Em meio a tumulto provocado pelo advogado de defesa, Antônio Carlos Vianna, a testemunha Nevair Freitas Serra Junior, 28 anos, prestou depoimento ao delegado Antônio do Carmo a respeito do homicídio praticado pela dona-de-casa Maria Suely Costa Moura, 38 anos, contra a secretária Jacqueline Carneiro Lobo, 21 anos. O crime aconteceu na tarde da última sexta-feira, no escritório de advogacia onde a vítima trabalhava, no edifício Mônaco, rua Piauí (área central).
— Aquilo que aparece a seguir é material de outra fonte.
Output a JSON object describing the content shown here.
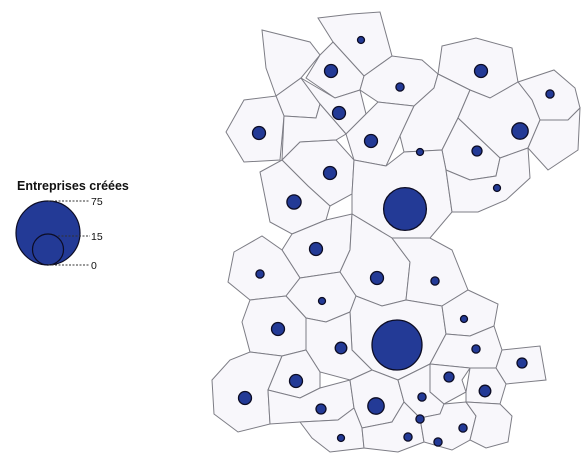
{
  "legend": {
    "title": "Entreprises créées",
    "ticks": [
      {
        "label": "75",
        "value": 75
      },
      {
        "label": "15",
        "value": 15
      },
      {
        "label": "0",
        "value": 0
      }
    ]
  },
  "colors": {
    "bubble": "#233a96",
    "bubble_stroke": "#0c0c24",
    "cell_fill": "#f8f7fb",
    "cell_stroke": "#7d7d85"
  },
  "scale": {
    "max_value": 75
  },
  "zones": [
    {
      "id": "z01",
      "value": 1
    },
    {
      "id": "z02",
      "value": 5
    },
    {
      "id": "z03",
      "value": 2
    },
    {
      "id": "z04",
      "value": 5
    },
    {
      "id": "z05",
      "value": 2
    },
    {
      "id": "z06",
      "value": 5
    },
    {
      "id": "z07",
      "value": 5
    },
    {
      "id": "z08",
      "value": 5
    },
    {
      "id": "z09",
      "value": 1
    },
    {
      "id": "z10",
      "value": 3
    },
    {
      "id": "z11",
      "value": 8
    },
    {
      "id": "z12",
      "value": 5
    },
    {
      "id": "z13",
      "value": 1
    },
    {
      "id": "z14",
      "value": 6
    },
    {
      "id": "z15",
      "value": 55
    },
    {
      "id": "z16",
      "value": 5
    },
    {
      "id": "z17",
      "value": 2
    },
    {
      "id": "z18",
      "value": 5
    },
    {
      "id": "z19",
      "value": 2
    },
    {
      "id": "z20",
      "value": 1
    },
    {
      "id": "z21",
      "value": 5
    },
    {
      "id": "z22",
      "value": 1
    },
    {
      "id": "z23",
      "value": 4
    },
    {
      "id": "z24",
      "value": 75
    },
    {
      "id": "z25",
      "value": 2
    },
    {
      "id": "z26",
      "value": 3
    },
    {
      "id": "z27",
      "value": 5
    },
    {
      "id": "z28",
      "value": 5
    },
    {
      "id": "z29",
      "value": 3
    },
    {
      "id": "z30",
      "value": 4
    },
    {
      "id": "z31",
      "value": 2
    },
    {
      "id": "z32",
      "value": 3
    },
    {
      "id": "z33",
      "value": 8
    },
    {
      "id": "z34",
      "value": 2
    },
    {
      "id": "z35",
      "value": 2
    },
    {
      "id": "z36",
      "value": 1
    },
    {
      "id": "z37",
      "value": 2
    },
    {
      "id": "z38",
      "value": 2
    }
  ]
}
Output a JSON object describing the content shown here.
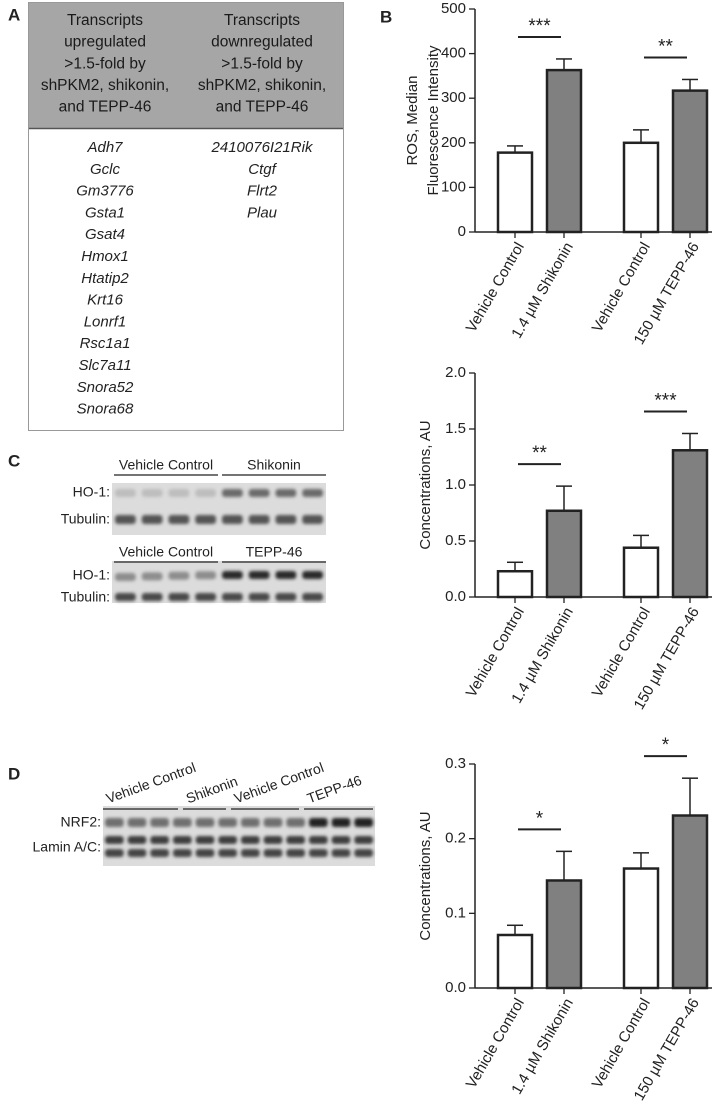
{
  "panels": [
    "A",
    "B",
    "C",
    "D"
  ],
  "table": {
    "columns": [
      {
        "header": [
          "Transcripts",
          "upregulated",
          ">1.5-fold by",
          "shPKM2, shikonin,",
          "and TEPP-46"
        ],
        "items": [
          "Adh7",
          "Gclc",
          "Gm3776",
          "Gsta1",
          "Gsat4",
          "Hmox1",
          "Htatip2",
          "Krt16",
          "Lonrf1",
          "Rsc1a1",
          "Slc7a11",
          "Snora52",
          "Snora68"
        ]
      },
      {
        "header": [
          "Transcripts",
          "downregulated",
          ">1.5-fold by",
          "shPKM2, shikonin,",
          "and TEPP-46"
        ],
        "items": [
          "2410076I21Rik",
          "Ctgf",
          "Flrt2",
          "Plau"
        ]
      }
    ]
  },
  "blots": {
    "c1": {
      "groups": [
        "Vehicle Control",
        "Shikonin"
      ],
      "rows": [
        "HO-1:",
        "Tubulin:"
      ]
    },
    "c2": {
      "groups": [
        "Vehicle Control",
        "TEPP-46"
      ],
      "rows": [
        "HO-1:",
        "Tubulin:"
      ]
    },
    "d": {
      "groups": [
        "Vehicle Control",
        "Shikonin",
        "Vehicle Control",
        "TEPP-46"
      ],
      "rows": [
        "NRF2:",
        "Lamin A/C:"
      ]
    }
  },
  "chart_data": [
    {
      "type": "bar",
      "ylabel": [
        "ROS, Median",
        "Fluorescence Intensity"
      ],
      "categories": [
        "Vehicle Control",
        "1.4 µM Shikonin",
        "Vehicle Control",
        "150 µM TEPP-46"
      ],
      "values": [
        178,
        363,
        200,
        317
      ],
      "errors": [
        15,
        25,
        29,
        25
      ],
      "colors": [
        "#ffffff",
        "#808080",
        "#ffffff",
        "#808080"
      ],
      "ylim": [
        0,
        500
      ],
      "yticks": [
        0,
        100,
        200,
        300,
        400,
        500
      ],
      "annotations": [
        "***",
        "**"
      ]
    },
    {
      "type": "bar",
      "ylabel": [
        "Concentrations, AU"
      ],
      "categories": [
        "Vehicle Control",
        "1.4 µM Shikonin",
        "Vehicle Control",
        "150 µM TEPP-46"
      ],
      "values": [
        0.23,
        0.77,
        0.44,
        1.31
      ],
      "errors": [
        0.08,
        0.22,
        0.11,
        0.15
      ],
      "colors": [
        "#ffffff",
        "#808080",
        "#ffffff",
        "#808080"
      ],
      "ylim": [
        0,
        2
      ],
      "yticks": [
        {
          "value": 0,
          "label": "0.0"
        },
        0.5,
        {
          "value": 1,
          "label": "1.0"
        },
        1.5,
        {
          "value": 2,
          "label": "2.0"
        }
      ],
      "annotations": [
        "**",
        "***"
      ]
    },
    {
      "type": "bar",
      "ylabel": [
        "Concentrations, AU"
      ],
      "categories": [
        "Vehicle Control",
        "1.4 µM Shikonin",
        "Vehicle Control",
        "150 µM TEPP-46"
      ],
      "values": [
        0.071,
        0.144,
        0.16,
        0.231
      ],
      "errors": [
        0.013,
        0.039,
        0.021,
        0.05
      ],
      "colors": [
        "#ffffff",
        "#808080",
        "#ffffff",
        "#808080"
      ],
      "ylim": [
        0,
        0.3
      ],
      "yticks": [
        {
          "value": 0,
          "label": "0.0"
        },
        0.1,
        0.2,
        0.3
      ],
      "annotations": [
        "*",
        "*"
      ]
    }
  ]
}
A secretária foi ferida com um tiro na cabeça, de uma pistola 6.35, e morreu na Santa Casa depois de passar 29 horas em coma.
Junior contou na polícia que trabalha na sala em frente. Ele afirmou ter visto quando Maria Suely abriu a porta com a mão esquerda e, com a arma na mão direita, invadiu o escritório onde estava Jacqueline. ‘‘Ela acionou o gatilho duas ou três vezes’’, garantiu a testemunha. Conforme o que disseram também outras testemunhas, Jacqueline estava sentada em frente à porta e começou a gritar. Na sequência, como os tiros não saíram, Suely teria passado ‘‘a dar coronhadas na cabeça da secretária’’.
Nessa parte do depoimento, o advogado Vianna começou a gritar que a testemunha estava mentindo, e que no Tribunal de Júri iria provar o que estava afirmando. ‘‘Isso é montagem da acusação, pois este cara não poderia ver o que a (Maria) Suely estava fazendo com a arma’’, protestou. O delegado que preside o inquérito, Antônio do Carmo, exigiu que o advogado mantivesse o decoro, ameaçou tirá-lo da sala e informar a Ordem dos Advogados do Brasil (OAB) que ele estava tentando tumultuar o inquérito. Vianna se retirou da sala protestando em voz alta. Ele ameaçou mandar prender a testemunha por ‘‘mentir no inquérito’’ e prometeu que nos próximos depoimentos exigirá a presença de um promotor especial.
O advogado de acusação, João dos Santos Gomes Filho, não estava na sala no momento da confusão. Ele soube depois o que aconteceu. ‘‘O pedido do doutor Vianna é muito bom para que o Ministério Público e a Justiça fiquem sabendo com que lisura e honestidade que este delegado (Antônio do Carmo) está conduzindo o inquérito. O comportamento do nobre colega (Antônio Vianna) é motivado pelo desespero, pois a cada dia que passa temos mais certeza de que o crime foi premeditado’’, comentou Gomes Filho.
O delegado vai fazer constar no inquérito que o advogado Vianna tentou amedrontar a testemunha e tumultuar o inquérito. Junior também disse que pouco conhecia Jacqueline, mas sabia de seu namoro com o ex-marido de Maria Suely, médico e professor de cursinho João Bento Moura Neto. Meia hora antes do crime o médico esteve no local de trabalho da namorada. Ele deverá ser ouvido hoje pela manhã.